Lagos State government has warned owners of residential buildings that have been illegally converted to churches, mosques, clubhouses, lounges and bars without approval for change of use, telling them to revert to the original use of those structures or risk losing them.
The building owners have been given 30 days final notice to not only revert the buildings to their original use, but also evict their occupants, stressing that on the expiration of the final notice “the state will not give further notice of sealing, but outright removal of such non-conforming buildings at the cost of the owners.”
A statement by the state’s environmental protection agency (LASEPA), explains that the final notice follows observable distortion of the masterplan of the state, especially residential areas, by some people who, in gross disregard of the regulatory provisions of the law, have turned residential areas into club houses and worship centres, thereby constituting a nuisance to the environment.

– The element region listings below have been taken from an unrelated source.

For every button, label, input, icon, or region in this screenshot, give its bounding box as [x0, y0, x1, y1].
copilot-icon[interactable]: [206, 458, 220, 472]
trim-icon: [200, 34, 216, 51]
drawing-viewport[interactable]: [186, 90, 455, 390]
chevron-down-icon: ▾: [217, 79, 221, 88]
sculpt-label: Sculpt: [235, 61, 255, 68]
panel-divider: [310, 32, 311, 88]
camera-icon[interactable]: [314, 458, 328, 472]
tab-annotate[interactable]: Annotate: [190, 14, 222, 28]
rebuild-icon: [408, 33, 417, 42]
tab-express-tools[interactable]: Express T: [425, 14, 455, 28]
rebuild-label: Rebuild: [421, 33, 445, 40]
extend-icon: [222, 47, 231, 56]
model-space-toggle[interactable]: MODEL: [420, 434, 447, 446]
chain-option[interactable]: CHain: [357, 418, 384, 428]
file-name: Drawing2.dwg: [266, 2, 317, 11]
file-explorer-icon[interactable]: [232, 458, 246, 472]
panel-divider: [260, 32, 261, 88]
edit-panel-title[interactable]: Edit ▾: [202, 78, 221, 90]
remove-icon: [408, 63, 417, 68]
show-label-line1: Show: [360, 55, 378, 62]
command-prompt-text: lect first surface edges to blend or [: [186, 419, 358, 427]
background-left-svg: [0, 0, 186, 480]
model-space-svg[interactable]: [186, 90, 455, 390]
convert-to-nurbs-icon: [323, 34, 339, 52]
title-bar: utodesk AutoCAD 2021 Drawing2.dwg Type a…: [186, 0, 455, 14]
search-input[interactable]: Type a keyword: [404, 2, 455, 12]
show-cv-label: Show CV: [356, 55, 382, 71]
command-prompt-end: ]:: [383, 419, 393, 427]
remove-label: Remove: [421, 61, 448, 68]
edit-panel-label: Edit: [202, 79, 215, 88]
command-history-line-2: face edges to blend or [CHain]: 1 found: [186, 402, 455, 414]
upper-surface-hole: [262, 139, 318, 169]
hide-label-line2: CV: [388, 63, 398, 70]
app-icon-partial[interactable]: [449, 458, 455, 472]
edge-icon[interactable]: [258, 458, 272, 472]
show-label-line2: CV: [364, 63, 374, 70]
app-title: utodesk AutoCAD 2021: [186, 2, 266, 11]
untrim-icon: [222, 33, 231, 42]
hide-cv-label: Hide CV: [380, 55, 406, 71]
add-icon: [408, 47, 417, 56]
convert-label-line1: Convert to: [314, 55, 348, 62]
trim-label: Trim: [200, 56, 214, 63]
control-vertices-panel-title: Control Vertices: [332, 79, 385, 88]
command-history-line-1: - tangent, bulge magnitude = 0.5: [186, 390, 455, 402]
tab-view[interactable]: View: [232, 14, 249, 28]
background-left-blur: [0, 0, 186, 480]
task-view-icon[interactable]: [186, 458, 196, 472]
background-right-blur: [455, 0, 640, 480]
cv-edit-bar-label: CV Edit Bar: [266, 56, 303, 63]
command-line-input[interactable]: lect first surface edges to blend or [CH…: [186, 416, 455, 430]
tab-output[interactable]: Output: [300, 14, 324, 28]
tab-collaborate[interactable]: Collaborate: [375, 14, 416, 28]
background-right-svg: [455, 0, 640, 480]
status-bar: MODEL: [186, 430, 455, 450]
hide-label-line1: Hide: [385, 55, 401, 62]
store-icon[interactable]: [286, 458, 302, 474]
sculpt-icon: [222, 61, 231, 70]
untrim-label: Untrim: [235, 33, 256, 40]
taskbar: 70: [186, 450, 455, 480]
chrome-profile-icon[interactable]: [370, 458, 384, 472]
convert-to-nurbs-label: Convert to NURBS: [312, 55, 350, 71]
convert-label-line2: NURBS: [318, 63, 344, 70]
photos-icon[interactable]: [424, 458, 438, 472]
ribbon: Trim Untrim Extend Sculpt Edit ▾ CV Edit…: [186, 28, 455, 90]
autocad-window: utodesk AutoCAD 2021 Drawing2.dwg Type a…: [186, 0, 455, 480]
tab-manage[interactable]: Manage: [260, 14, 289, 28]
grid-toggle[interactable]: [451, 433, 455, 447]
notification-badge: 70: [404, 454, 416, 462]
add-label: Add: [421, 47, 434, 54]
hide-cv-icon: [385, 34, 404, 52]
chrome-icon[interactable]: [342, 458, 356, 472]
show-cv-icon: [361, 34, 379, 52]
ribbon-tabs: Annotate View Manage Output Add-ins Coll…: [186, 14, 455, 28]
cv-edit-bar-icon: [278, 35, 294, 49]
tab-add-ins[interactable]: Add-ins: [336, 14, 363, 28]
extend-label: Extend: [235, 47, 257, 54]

The agency also cited security concerns of citizens and repeated complaints of non-adherence to safety and security guidelines issued to the club owners as reason for the removal notice.
Buildings conversion in the state is happening almost everywhere in the state, but mostly in the core business districts which, according to analysts, gives a sense of the high demand for commercial spaces in the state.
According to them, conversion of residential buildings to other uses such as worship centres and business premises only speaks to the commercially viable nature of the state and the dearth of enough purpose-built buildings for businesses.
“Though that, in itself, is unhealthy for the well-being of residents, building conversion which is indicative of low housing supply, reveals the opportunities investors can tap into and get good returns even in the short term,” Ezekiel Oludare, a real estate consultant, noted.
Oludare reasoned with the state government that residential buildings conversion should be done the right way if it has to happen at all, explaining that approval should be given before a building is converted from one use to another.
According to officials of the state government, not obtaining approval for converting buildings and constructing new ones is a disregard for physical planning regulations.
“Property owners and developers should prioritize obtaining planning licenses or approvals before commencing construction,” Oluyinka Olumide, the state’s Commissioner for Physical Planning and Urban Development, advised recently.
The commissioner stressed the importance of adhering to the terms of these licenses as part of collective efforts to create a more sustainable and compliant built environment, assuring that the state government was committed to enforcing regulations without exceptions with the aim of ensuring that the law benefits the overall living conditions in the state.
To be free from the embarrassment and loss of investment which many have suffered in the last few months over the demolition of their property, the state has put in place documents and requirements for those applying for building approval.